Qualidade
Não conformidade e CAPA: o fluxo que a RDC 786 espera do sistema
Registrar o problema é o primeiro dos seis passos. O que a norma audita é o caminho entre a ocorrência e a prova de que ela não volta — e esse caminho tem estados, prazos e responsáveis.
Equipe Omnix6 min de leitura
O livro de ocorrências resolvia o problema da RDC 302: havia onde escrever. Os Arts. 53-58 da RDC 786/2023 pedem outra coisa — um fluxo com estados, em que cada não conformidade caminha do registro até a prova de eficácia.
A diferença prática: uma NC bem descrita e nunca fechada deixou de ser evidência de controle e passou a ser evidência de descontrole.
Os seis estados
- Registro — descrição, data e responsável. Quem viu registra; não precisa saber a causa.
- Classificação — crítica, maior ou menor. É o que define prazo e quem precisa ser avisado.
- Investigação de causa raiz — a pergunta é por que aconteceu, não quem errou.
- Ação corretiva proposta, com prazo e responsável nomeado.
- Verificação de eficácia — a ação resolveu? Em que evidência isso se apoia?
- Fechamento com aprovação — por quem tem autoridade para fechar.
Cada passagem de estado é um evento com autor e data. É isso que permite responder à pergunta da auditoria: “quanto tempo, em média, entre a abertura de uma NC crítica e a verificação de eficácia?”. Campo de texto não responde; máquina de estados responde.
De onde as NCs devem nascer sozinhas
A NC digitada à mão é a minoria saudável. As que mais importam deveriam nascer do próprio sistema, sem intervenção:
- desvio de temperatura no recebimento da amostra (Arts. 41-44);
- estouro do prazo de transporte contra o tempo máximo do trajeto;
- rejeição de amostra na triagem, citando o critério cadastrado no exame — não texto livre;
- regra de Westgard violada no controle interno;
- lote de reagente vencido consumido, ou tentativa de consumo.
Quando a NC nasce do evento, três coisas acontecem de graça: a data é a real, o vínculo com a amostra ou o lote já existe, e ninguém “esquece” de abrir.

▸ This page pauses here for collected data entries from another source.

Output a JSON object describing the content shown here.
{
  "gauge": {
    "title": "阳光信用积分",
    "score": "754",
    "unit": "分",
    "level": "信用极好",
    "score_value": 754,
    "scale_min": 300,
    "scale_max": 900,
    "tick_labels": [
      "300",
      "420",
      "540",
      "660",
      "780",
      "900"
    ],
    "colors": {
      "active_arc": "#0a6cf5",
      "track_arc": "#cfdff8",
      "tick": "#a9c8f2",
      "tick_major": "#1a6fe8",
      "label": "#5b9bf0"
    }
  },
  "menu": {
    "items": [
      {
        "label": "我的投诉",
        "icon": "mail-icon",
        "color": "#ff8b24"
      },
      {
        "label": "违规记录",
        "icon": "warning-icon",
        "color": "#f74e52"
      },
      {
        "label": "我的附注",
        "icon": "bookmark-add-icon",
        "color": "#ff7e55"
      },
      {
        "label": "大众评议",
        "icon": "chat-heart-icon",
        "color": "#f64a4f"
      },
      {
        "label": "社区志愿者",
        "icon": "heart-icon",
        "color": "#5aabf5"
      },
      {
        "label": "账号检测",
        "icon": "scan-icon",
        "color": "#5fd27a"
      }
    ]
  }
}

Classificação define prazo, não formalidade
Classificar por classificar vira campo obrigatório que todo mundo preenche com “menor”. A classificação só tem função se ela puxa consequência: prazo de investigação, escalonamento automático, bloqueio de liberação enquanto pendente.
Um critério simples e defensável:
| Classe | Critério | O que dispara |
|---|---|---|
| Crítica | afeta resultado já liberado ou segurança do paciente | comunicação imediata ao RT e prazo curto |
| Maior | afeta processo, sem laudo comprometido | investigação com prazo definido |
| Menor | desvio pontual, sem impacto em resultado | registro e tendência |
O valor está na tendência: dez NCs menores idênticas no mesmo ponto do processo são uma NC maior que ninguém classificou.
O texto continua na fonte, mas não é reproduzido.